Part two comprises chapters five through ten and is given over to “Virtue, Moral Practices, and Discernment.” This section in many ways represents an application of the first part of the book and Barth’s theological ethic to various areas of concern. Here we must be more brief. Chapter five (“What Shall Parents Teach Their Children?”) and six (“In Search of Real Children: Innocence, Absence and Becoming a Self”) explores the divine command in the realm of parental responsibilities and the vocation of children. Chapter seven (“Love of God and the Moral Meaning of Joy”) analyzes how the affection of joy and the disposition of virtues enable us to feel joy well and can serve as a basis for integrity in the Christian life (note this chapter’s reflection on joy in the thoughts of Karl Barth, Julian of Norwich, and Thomas Aquinas). Chapter eight (“Hiddenness, Disclosure, and the Reality of God: The Practice of Truth Telling”) looks at the practice of truth telling and being truthful. Both Barth and Bonhoeffer’s reflections are brought critically together in this chapter to great effect.

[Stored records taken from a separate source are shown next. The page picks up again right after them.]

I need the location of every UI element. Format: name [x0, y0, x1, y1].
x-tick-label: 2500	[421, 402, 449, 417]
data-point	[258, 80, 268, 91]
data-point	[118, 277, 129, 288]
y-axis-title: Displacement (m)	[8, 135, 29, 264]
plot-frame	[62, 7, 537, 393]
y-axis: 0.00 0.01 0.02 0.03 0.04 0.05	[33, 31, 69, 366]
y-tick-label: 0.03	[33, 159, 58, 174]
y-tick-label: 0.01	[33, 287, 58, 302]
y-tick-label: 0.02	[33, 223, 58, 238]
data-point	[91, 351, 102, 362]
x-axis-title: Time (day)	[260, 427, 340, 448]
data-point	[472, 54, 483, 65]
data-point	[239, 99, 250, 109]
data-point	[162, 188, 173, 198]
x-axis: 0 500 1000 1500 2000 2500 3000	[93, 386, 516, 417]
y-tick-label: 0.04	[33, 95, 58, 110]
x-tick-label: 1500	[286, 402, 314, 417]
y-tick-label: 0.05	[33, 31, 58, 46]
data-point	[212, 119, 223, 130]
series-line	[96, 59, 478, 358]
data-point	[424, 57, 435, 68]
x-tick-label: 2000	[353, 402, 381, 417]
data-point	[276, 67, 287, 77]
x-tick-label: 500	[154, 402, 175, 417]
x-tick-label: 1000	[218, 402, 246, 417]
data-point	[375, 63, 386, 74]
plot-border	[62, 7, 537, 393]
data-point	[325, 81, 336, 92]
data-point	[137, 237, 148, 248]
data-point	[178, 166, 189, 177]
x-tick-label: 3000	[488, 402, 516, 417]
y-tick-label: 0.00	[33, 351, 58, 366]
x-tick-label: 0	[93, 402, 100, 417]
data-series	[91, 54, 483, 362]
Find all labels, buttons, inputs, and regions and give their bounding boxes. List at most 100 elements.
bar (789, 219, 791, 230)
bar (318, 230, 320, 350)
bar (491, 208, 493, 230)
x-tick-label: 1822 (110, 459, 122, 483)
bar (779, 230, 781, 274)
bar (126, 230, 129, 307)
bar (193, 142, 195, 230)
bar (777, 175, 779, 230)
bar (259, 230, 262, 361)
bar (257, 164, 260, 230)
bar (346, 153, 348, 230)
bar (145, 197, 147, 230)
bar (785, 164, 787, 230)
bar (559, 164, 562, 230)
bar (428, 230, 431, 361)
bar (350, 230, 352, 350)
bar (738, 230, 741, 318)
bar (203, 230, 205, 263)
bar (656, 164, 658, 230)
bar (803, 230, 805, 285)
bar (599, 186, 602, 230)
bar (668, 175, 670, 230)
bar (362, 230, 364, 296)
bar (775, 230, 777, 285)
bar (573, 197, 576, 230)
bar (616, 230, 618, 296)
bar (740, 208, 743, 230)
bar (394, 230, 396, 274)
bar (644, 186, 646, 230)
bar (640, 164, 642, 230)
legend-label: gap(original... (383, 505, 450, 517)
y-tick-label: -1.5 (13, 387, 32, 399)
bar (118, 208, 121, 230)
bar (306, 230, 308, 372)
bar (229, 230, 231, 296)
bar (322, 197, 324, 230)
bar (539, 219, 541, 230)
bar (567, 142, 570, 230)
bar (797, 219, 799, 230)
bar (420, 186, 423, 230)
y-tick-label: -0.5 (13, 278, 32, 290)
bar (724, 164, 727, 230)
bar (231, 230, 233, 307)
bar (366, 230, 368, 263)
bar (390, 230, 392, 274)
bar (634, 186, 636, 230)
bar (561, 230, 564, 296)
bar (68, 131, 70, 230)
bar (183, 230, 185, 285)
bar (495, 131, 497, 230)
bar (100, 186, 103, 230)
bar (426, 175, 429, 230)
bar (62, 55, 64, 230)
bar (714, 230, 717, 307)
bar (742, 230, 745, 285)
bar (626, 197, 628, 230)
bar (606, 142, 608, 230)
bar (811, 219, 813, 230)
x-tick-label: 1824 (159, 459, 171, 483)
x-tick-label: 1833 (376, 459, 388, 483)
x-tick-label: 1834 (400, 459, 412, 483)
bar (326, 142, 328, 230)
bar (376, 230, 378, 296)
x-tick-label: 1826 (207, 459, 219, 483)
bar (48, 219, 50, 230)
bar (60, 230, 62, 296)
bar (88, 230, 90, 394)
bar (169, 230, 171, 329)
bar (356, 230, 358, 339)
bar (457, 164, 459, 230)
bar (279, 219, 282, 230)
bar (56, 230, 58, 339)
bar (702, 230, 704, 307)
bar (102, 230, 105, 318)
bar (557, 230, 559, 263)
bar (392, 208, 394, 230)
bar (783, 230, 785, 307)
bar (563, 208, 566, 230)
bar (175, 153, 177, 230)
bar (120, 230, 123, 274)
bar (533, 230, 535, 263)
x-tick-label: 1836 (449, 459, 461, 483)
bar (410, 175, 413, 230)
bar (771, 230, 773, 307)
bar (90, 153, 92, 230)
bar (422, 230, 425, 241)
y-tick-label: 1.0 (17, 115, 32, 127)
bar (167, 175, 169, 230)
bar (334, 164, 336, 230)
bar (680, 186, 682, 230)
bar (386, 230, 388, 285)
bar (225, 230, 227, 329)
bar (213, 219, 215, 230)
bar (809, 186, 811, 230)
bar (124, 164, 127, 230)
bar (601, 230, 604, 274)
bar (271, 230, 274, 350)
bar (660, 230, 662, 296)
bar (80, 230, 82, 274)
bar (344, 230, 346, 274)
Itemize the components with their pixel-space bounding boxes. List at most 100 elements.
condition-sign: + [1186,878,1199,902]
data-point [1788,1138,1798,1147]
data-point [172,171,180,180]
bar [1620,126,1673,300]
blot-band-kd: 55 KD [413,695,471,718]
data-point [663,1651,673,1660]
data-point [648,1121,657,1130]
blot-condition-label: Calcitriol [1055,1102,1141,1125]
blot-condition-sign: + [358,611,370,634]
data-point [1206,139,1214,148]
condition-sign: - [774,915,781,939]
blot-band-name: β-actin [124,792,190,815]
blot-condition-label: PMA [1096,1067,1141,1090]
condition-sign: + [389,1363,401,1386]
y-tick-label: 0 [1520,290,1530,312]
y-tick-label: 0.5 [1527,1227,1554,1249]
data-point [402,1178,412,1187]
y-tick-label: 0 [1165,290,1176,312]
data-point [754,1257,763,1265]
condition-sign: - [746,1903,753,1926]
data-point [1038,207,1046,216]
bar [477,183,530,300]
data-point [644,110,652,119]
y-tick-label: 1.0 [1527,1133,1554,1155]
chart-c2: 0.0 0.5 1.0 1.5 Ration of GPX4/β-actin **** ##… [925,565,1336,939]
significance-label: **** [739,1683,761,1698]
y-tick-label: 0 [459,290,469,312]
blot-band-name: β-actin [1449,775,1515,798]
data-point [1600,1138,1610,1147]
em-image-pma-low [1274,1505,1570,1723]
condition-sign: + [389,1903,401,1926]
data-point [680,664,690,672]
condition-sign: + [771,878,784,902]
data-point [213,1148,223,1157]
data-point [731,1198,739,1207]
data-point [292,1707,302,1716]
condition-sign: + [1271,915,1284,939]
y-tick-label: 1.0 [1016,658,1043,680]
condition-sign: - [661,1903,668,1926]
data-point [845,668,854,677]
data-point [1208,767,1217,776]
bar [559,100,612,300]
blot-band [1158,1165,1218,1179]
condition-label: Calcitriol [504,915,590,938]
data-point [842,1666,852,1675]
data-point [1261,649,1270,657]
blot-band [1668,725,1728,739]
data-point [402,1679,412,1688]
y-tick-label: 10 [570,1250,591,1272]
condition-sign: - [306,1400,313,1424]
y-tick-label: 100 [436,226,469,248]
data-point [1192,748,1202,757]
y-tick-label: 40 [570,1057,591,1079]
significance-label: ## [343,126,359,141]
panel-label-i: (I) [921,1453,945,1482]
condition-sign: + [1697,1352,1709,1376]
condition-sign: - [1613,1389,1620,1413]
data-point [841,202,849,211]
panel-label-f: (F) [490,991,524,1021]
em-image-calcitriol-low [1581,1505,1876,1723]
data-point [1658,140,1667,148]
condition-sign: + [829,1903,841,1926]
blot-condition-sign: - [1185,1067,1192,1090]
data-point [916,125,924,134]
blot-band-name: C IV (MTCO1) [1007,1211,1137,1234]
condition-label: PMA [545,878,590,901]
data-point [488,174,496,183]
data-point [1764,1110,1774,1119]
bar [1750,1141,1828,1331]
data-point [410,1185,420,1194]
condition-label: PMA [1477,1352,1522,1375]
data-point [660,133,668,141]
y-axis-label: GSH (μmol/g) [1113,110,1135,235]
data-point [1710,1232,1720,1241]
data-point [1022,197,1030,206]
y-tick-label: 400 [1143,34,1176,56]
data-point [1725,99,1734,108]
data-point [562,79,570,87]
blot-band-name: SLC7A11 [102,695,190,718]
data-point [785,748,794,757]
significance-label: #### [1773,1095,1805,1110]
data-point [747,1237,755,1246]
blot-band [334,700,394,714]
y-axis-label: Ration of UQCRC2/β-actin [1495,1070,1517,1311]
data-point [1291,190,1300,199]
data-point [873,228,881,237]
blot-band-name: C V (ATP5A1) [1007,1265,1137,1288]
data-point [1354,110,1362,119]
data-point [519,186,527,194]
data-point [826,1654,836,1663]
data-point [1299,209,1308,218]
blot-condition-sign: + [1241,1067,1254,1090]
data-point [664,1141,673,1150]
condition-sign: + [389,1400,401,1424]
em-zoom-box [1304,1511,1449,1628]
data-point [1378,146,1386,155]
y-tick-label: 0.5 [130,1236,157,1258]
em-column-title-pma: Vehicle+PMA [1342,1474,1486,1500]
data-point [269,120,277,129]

Chapter nine (“Practical Wisdom and Integrity”) explores the virtues of prudence and practical wisdom and the sort of “surpassing reasonableness” to which it disposes in the sanctified life of the justified sinner who is reconciled with God in Jesus Christ. Chapter ten (“Desire, Reverence, and Friendship”) is an extensive and free-flowing theological exchange which examines the topic of the love of neighbor.
Weaknesses in the book, if present, were not noted by this reviewer. One of the strengths of this volume, aside from it being a collection of work from a respected, veteran scholar, is that there is a coherent flow to the chapters which readers will likely appreciate. Also, it is always appreciated when an author or editor uses footnotes rather than endnotes - this work has footnotes. An index is included in the volume. The preface to the book is a helpful orientation for readers who may not be as familiar with Barth’s ethical project and Werpehowski’s work within it. Reading a collected volume of this kind from cover to cover is made easier by the applied nature of the second part of the book, which will likely draw the reader along.
The views expressed here are strictly those of the author; they do not necessarily represent the views of the Center for Barth Studies or Princeton Theological Seminary.